Governo quer lei para regular vigilância estatal por meio de reconhecimento facial
Will Shutter/Câmara dos Deputados
Representantes do governo defenderam, na Câmara dos Deputados, o uso de câmaras de reconhecimento facial para combater a criminalidade e a discussão urgente de uma legislação específica para regular o assunto. O tema foi debatido em audiência pública na Comissão de Ciência, Tecnologia, Comunicação e Informática nesta quarta-feira (3). No debate, especialistas alertaram para a alta taxa de erro da tecnologia.

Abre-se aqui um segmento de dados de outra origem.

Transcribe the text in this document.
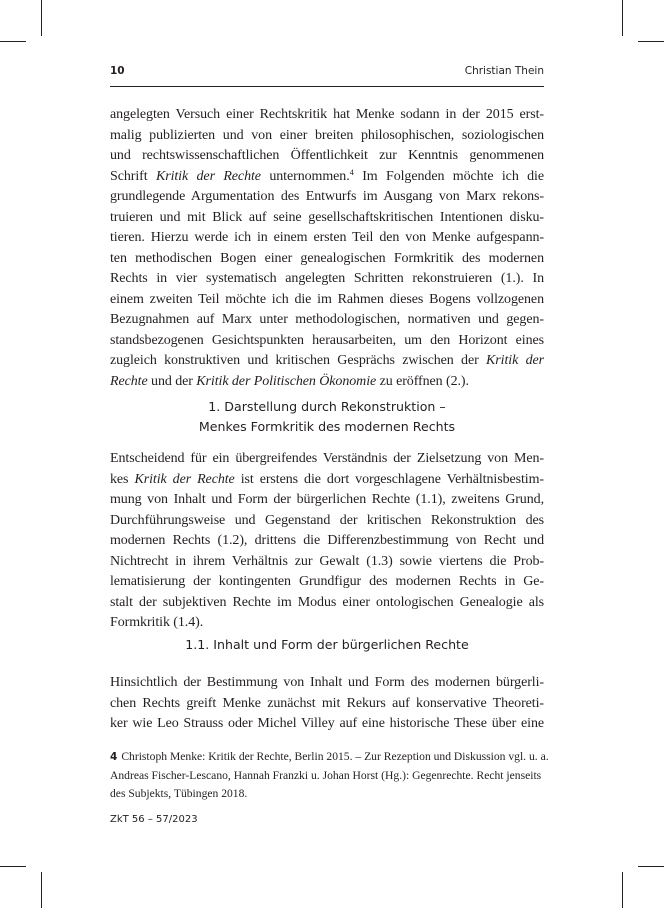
10	Christian Thein

angelegten Versuch einer Rechtskritik hat Menke sodann in der 2015 erst-
malig publizierten und von einer breiten philosophischen, soziologischen
und rechtswissenschaftlichen Öffentlichkeit zur Kenntnis genommenen
Schrift Kritik der Rechte unternommen.$^4$ Im Folgenden möchte ich die
grundlegende Argumentation des Entwurfs im Ausgang von Marx rekons-
truieren und mit Blick auf seine gesellschaftskritischen Intentionen disku-
tieren. Hierzu werde ich in einem ersten Teil den von Menke aufgespann-
ten methodischen Bogen einer genealogischen Formkritik des modernen
Rechts in vier systematisch angelegten Schritten rekonstruieren (1.). In
einem zweiten Teil möchte ich die im Rahmen dieses Bogens vollzogenen
Bezugnahmen auf Marx unter methodologischen, normativen und gegen-
standsbezogenen Gesichtspunkten herausarbeiten, um den Horizont eines
zugleich konstruktiven und kritischen Gesprächs zwischen der Kritik der
Rechte und der Kritik der Politischen Ökonomie zu eröffnen (2.).

1. Darstellung durch Rekonstruktion –
Menkes Formkritik des modernen Rechts

Entscheidend für ein übergreifendes Verständnis der Zielsetzung von Men-
kes Kritik der Rechte ist erstens die dort vorgeschlagene Verhältnisbestim-
mung von Inhalt und Form der bürgerlichen Rechte (1.1), zweitens Grund,
Durchführungsweise und Gegenstand der kritischen Rekonstruktion des
modernen Rechts (1.2), drittens die Differenzbestimmung von Recht und
Nichtrecht in ihrem Verhältnis zur Gewalt (1.3) sowie viertens die Prob-
lematisierung der kontingenten Grundfigur des modernen Rechts in Ge-
stalt der subjektiven Rechte im Modus einer ontologischen Genealogie als
Formkritik (1.4).

1.1. Inhalt und Form der bürgerlichen Rechte

Hinsichtlich der Bestimmung von Inhalt und Form des modernen bürgerli-
chen Rechts greift Menke zunächst mit Rekurs auf konservative Theoreti-
ker wie Leo Strauss oder Michel Villey auf eine historische These über eine

4 Christoph Menke: Kritik der Rechte, Berlin 2015. – Zur Rezeption und Diskussion vgl. u. a.
Andreas Fischer-Lescano, Hannah Franzki u. Johan Horst (Hg.): Gegenrechte. Recht jenseits
des Subjekts, Tübingen 2018.
ZkT 56 – 57/2023
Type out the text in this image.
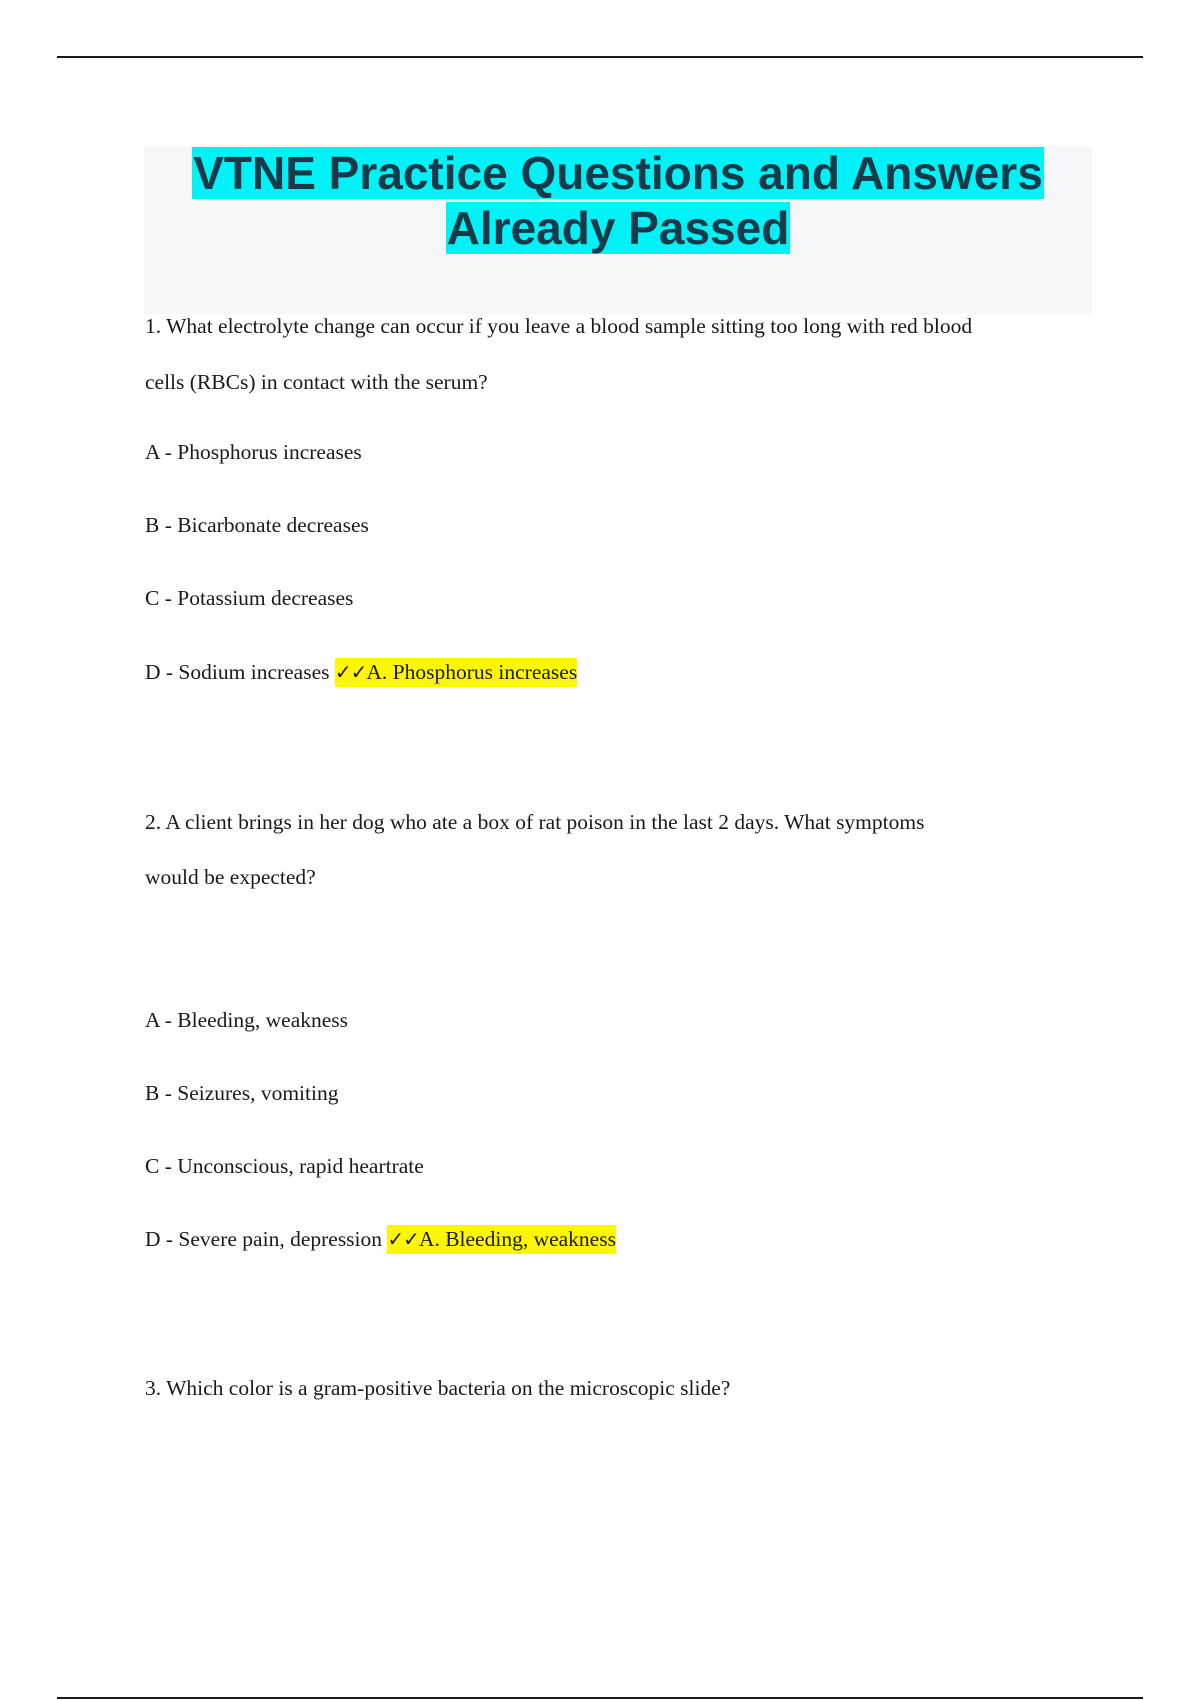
VTNE Practice Questions and Answers
Already Passed
1. What electrolyte change can occur if you leave a blood sample sitting too long with red blood
cells (RBCs) in contact with the serum?
A - Phosphorus increases
B - Bicarbonate decreases
C - Potassium decreases
D - Sodium increases ✓✓A. Phosphorus increases
2. A client brings in her dog who ate a box of rat poison in the last 2 days. What symptoms
would be expected?
A - Bleeding, weakness
B - Seizures, vomiting
C - Unconscious, rapid heartrate
D - Severe pain, depression ✓✓A. Bleeding, weakness
3. Which color is a gram-positive bacteria on the microscopic slide?
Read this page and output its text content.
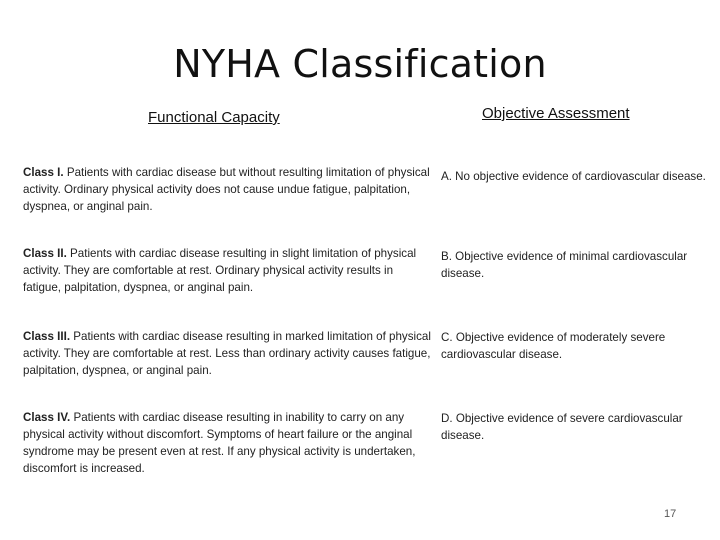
NYHA Classification
Functional Capacity	Objective Assessment
Class I. Patients with cardiac disease but without resulting limitation of physical activity. Ordinary physical activity does not cause undue fatigue, palpitation, dyspnea, or anginal pain.
A. No objective evidence of cardiovascular disease.
Class II. Patients with cardiac disease resulting in slight limitation of physical activity. They are comfortable at rest. Ordinary physical activity results in fatigue, palpitation, dyspnea, or anginal pain.
B. Objective evidence of minimal cardiovascular disease.
Class III. Patients with cardiac disease resulting in marked limitation of physical activity. They are comfortable at rest. Less than ordinary activity causes fatigue, palpitation, dyspnea, or anginal pain.
C. Objective evidence of moderately severe cardiovascular disease.
Class IV. Patients with cardiac disease resulting in inability to carry on any physical activity without discomfort. Symptoms of heart failure or the anginal syndrome may be present even at rest. If any physical activity is undertaken, discomfort is increased.
D. Objective evidence of severe cardiovascular disease.
17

O oficial de inteligência da Agência Brasileira de Inteligência (Abin) Filipe Soares, integrante do Gabinete de Segurança Institucional da Presidência da República, disse que o reconhecimento facial pode ser utilizado para rastrear fugitivos, agressores, desaparecidos, suspeitos de terrorismo e potenciais espiões. “Aceitamos muito facilmente a vigilância promovida por empresas privadas, como o Google, mas somos reticentes quanto à vigilância realizada pelo Estado”, opinou.
Soares destacou que o País ainda não tem legislação adequada para promover a vigilância estatal por meio do reconhecimento facial e citou como diretrizes para essa regulação: diferenciar vigilância pública e privada; e traçar requisitos legais para que haja a vigilância das pessoas, com limites para o Estado invadir a privacidade das pessoas. “O cidadão tem que saber até onde o Estado pode ir”, observou. Conforme ele, a decisão de seguir e monitorar alguém deve ser do ser humano, e não da máquina.
O secretário de Telecomunicações do Ministério da Ciência, Tecnologia, Inovações e Comunicações, Vitor Menezes, salientou que a recente Lei Geral de Proteção de Dados (13.709/18) não regulamenta o uso de reconhecimento facial para a segurança pública. Ele também considera urgente a discussão de uma lei que regulamente especificamente essa tecnologia, que já está sendo usada no Brasil. No Carnaval, em Salvador (BA) e Rio de Janeiro (RJ), pessoas foram presas com base no reconhecimento facial feito por câmaras na rua.
Taxa de erro
Vitor Menezes foi um dos que alertou que há taxa de erro elevada no início da aplicação da tecnologia, e essa erros têm que ser levados em conta na legislação. Ele ressaltou que a tecnologia de reconhecimento facial precisa de amplo banco de dados para ser eficaz, e esses levam tempo para ser acumulados. Para ele, é preciso que a regulação determine que sempre haja supervisão humana sobre a tecnologia e que o cidadão tenha poder de contestar dados, para que não haja violação de direitos e garantias.
Diretor-executivo do Instituto de Tecnologia e Sociedade do Rio de Janeiro (ITS Rio), Fabro Steibel também disse que a precisão do reconhecimento facial é baixa e há até 92% de falsos positivos, fazendo com que pessoas inocentes sejam apontadas como criminosas. “É improvável que o sistema utilizado em larga escala, sem ambiente controlado, tenha taxa de acerto boa”, alertou.
Joana Aron, diretora executiva da organização da sociedade civil Coding Rights, citou estudo feito na Inglaterra pela organização Big Brother Watch, que mostrou até 98% de falsos positivos. Segundo ela, outro estudo da Massachusetts Institute of Technology (MIT) mostra que as respostas do sistema são mais acuradas com homens brancos, havendo mais falsos positivos no caso de homens negros e mais ainda de mulheres negras. Ela defende cautela com as pressões do mercado para adoção da tecnologia no Brasil e alertou que até mesmo a empresa Google prefere não vender a tecnologia por enquanto por conta da alta taxa de erros.
Outra questão que deve ser debatida, segundo a representante da Coding Rights, é quem terá acesso aos dados sensíveis do cidadão. Ela destacou que há propensão a abusos policiais, levando em conta o alto número de policiais militares envolvidos com milícias. E observou que no Rio de Janeiro a adoção das câmaras de reconhecimento foi parceria do estado com as empresas Oi e a chinesa Huawei, sendo que a Oi já foi multada por venda de dados de clientes e a Huawei está sendo banida por diversos países por conta da suspeita de auxiliar o governo chinês em espionagem dos cidadãos.
Banco de dados
Wanderley Júnior, da Secretaria Nacional de Segurança Pública do Ministério da Justiça, informou que está em fase de implantação o chamado big data (banco de dados) da segurança pública. O ministério estuda as alternativas apresentadas pelo mercado para o reconhecimento facial – tecnologia que poderá integrar o programa. Ele prevê que em 60 dias uma primeira fase desse programa já estará implementada, com dados disponibilizados para órgãos de segurança pública estaduais e municipais.